Skarbiec Podziemnych Głosów

W pewien burzowy wieczór Basia leżała na podłodze w swoim pokoju i układała puzzle. Deszcz bębnił o dach, a wiatr świstał w starych oknach. Nagle jeden z puzzli potoczył się pod łóżko. Basia wsunęła rękę, ale nie poczuła go, więc zapaliła latarkę i zajrzała głębiej. Ku jej zdziwieniu odkryła, że jedna z desek podłogowych delikatnie odstaje. Paznokciem podważyła krawędź i... deska odsunęła się bezgłośnie, odsłaniając ciemny otwór.
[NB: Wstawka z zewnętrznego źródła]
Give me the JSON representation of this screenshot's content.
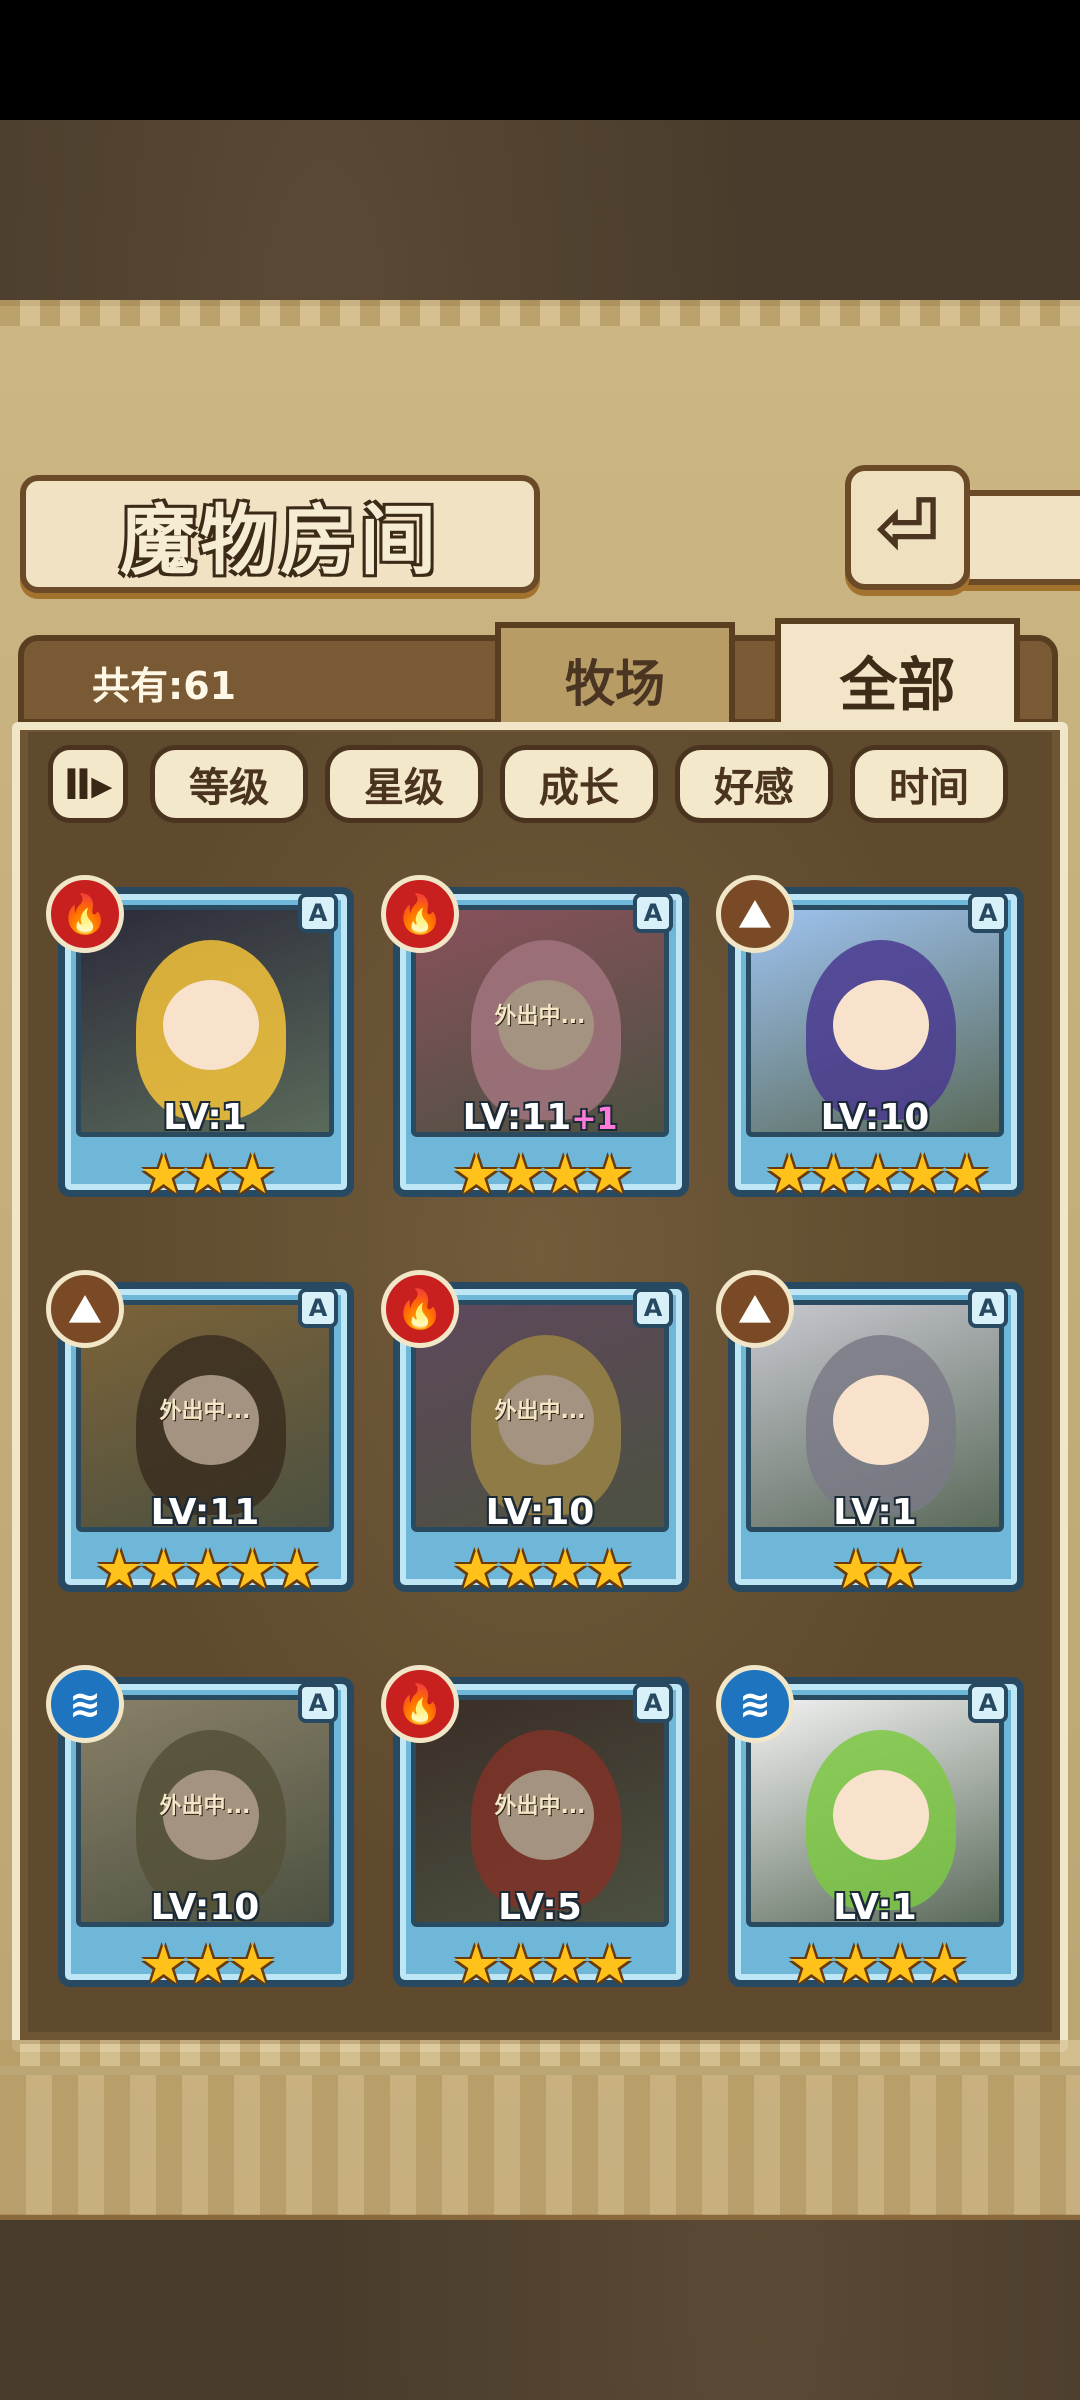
{
  "header": {
    "title": "魔物房间",
    "back_icon": "⏎",
    "count_text": "共有:61"
  },
  "tabs": [
    {
      "label": "牧场",
      "active": false
    },
    {
      "label": "全部",
      "active": true
    }
  ],
  "sort": {
    "toggle_label": "Ⅱ▸",
    "buttons": [
      "等级",
      "星级",
      "成长",
      "好感",
      "时间"
    ]
  },
  "cards": [
    {
      "element": "fire",
      "element_icon": "🔥",
      "rank": "A",
      "level": "LV:1",
      "level_bonus": "",
      "stars": "★★★",
      "away": "",
      "colors": [
        "#f5c33a",
        "#2c2a3a"
      ]
    },
    {
      "element": "fire",
      "element_icon": "🔥",
      "rank": "A",
      "level": "LV:11",
      "level_bonus": "+1",
      "stars": "★★★★",
      "away": "外出中...",
      "colors": [
        "#f6a9c9",
        "#c96a8a"
      ]
    },
    {
      "element": "earth",
      "element_icon": "⛰",
      "rank": "A",
      "level": "LV:10",
      "level_bonus": "",
      "stars": "★★★★★",
      "away": "",
      "colors": [
        "#4a3a8f",
        "#9ec3f0"
      ]
    },
    {
      "element": "earth",
      "element_icon": "⛰",
      "rank": "A",
      "level": "LV:11",
      "level_bonus": "",
      "stars": "★★★★★",
      "away": "外出中...",
      "colors": [
        "#3a2a1e",
        "#b08a4a"
      ]
    },
    {
      "element": "fire",
      "element_icon": "🔥",
      "rank": "A",
      "level": "LV:10",
      "level_bonus": "",
      "stars": "★★★★",
      "away": "外出中...",
      "colors": [
        "#e6c660",
        "#7a5a8a"
      ]
    },
    {
      "element": "earth",
      "element_icon": "⛰",
      "rank": "A",
      "level": "LV:1",
      "level_bonus": "",
      "stars": "★★",
      "away": "",
      "colors": [
        "#7a7a86",
        "#c8c8d0"
      ]
    },
    {
      "element": "water",
      "element_icon": "≋",
      "rank": "A",
      "level": "LV:10",
      "level_bonus": "",
      "stars": "★★★",
      "away": "外出中...",
      "colors": [
        "#6a6a4a",
        "#c9c0a0"
      ]
    },
    {
      "element": "fire",
      "element_icon": "🔥",
      "rank": "A",
      "level": "LV:5",
      "level_bonus": "",
      "stars": "★★★★",
      "away": "外出中...",
      "colors": [
        "#b8322a",
        "#3a2a2a"
      ]
    },
    {
      "element": "water",
      "element_icon": "≋",
      "rank": "A",
      "level": "LV:1",
      "level_bonus": "",
      "stars": "★★★★",
      "away": "",
      "colors": [
        "#7cc843",
        "#f2f2f2"
      ]
    }
  ],
  "element_colors": {
    "fire": "#c8201e",
    "earth": "#7a4a26",
    "water": "#1f74c0"
  }
}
Serce dziewczynki zabiło szybciej. Basia była ciekawska, czasem nawet zuchwała. Przesunęła łóżko, odsunęła dywanik i zajrzała do środka. Pod podłogą był niewielki schowek, a w nim coś połyskiwało. Basia nachyliła się i zobaczyła stare pudełko, kolorową szkatułkę, dziwny zegarek i porcelanową filiżankę. W momencie, kiedy wyciągnęła rękę po szkatułkę, rozległ się cichy chichot.
– Hej! Uważaj na palce! – syknęło coś cienkim głosem. Basia aż podskoczyła, uderzając głową o ramę łóżka.
– Kto tu jest? – zapytała szeptem, patrząc szeroko otwartymi oczami.
– Nikogo tu nie ma! – odezwał się inny, grubszy głos.
– Ty zawsze psujesz zabawę! – fiołkowa szkatułka podskoczyła delikatnie.
Basia cofnęła dłoń, ale ze zdumieniem zobaczyła, że szkatułka otwiera wieczko jak buzię, filiżanka unosi uszko niczym rękę, a zegarek zachichotał i zatrzeszczał mechanizmem.
– Nie bój się, po prostu dawno nie widzieliśmy nikogo spoza skarbca – powiedziała filiżanka promiennym tonem.
Dziewczynka zamrugała, nie wiedząc, czy to wszystko jej się nie śni. Ale kiedy szkatułka znowu przemówiła: – Możesz nam pomóc? – Basia zrozumiała, że to dopiero początek czegoś niezwykłego.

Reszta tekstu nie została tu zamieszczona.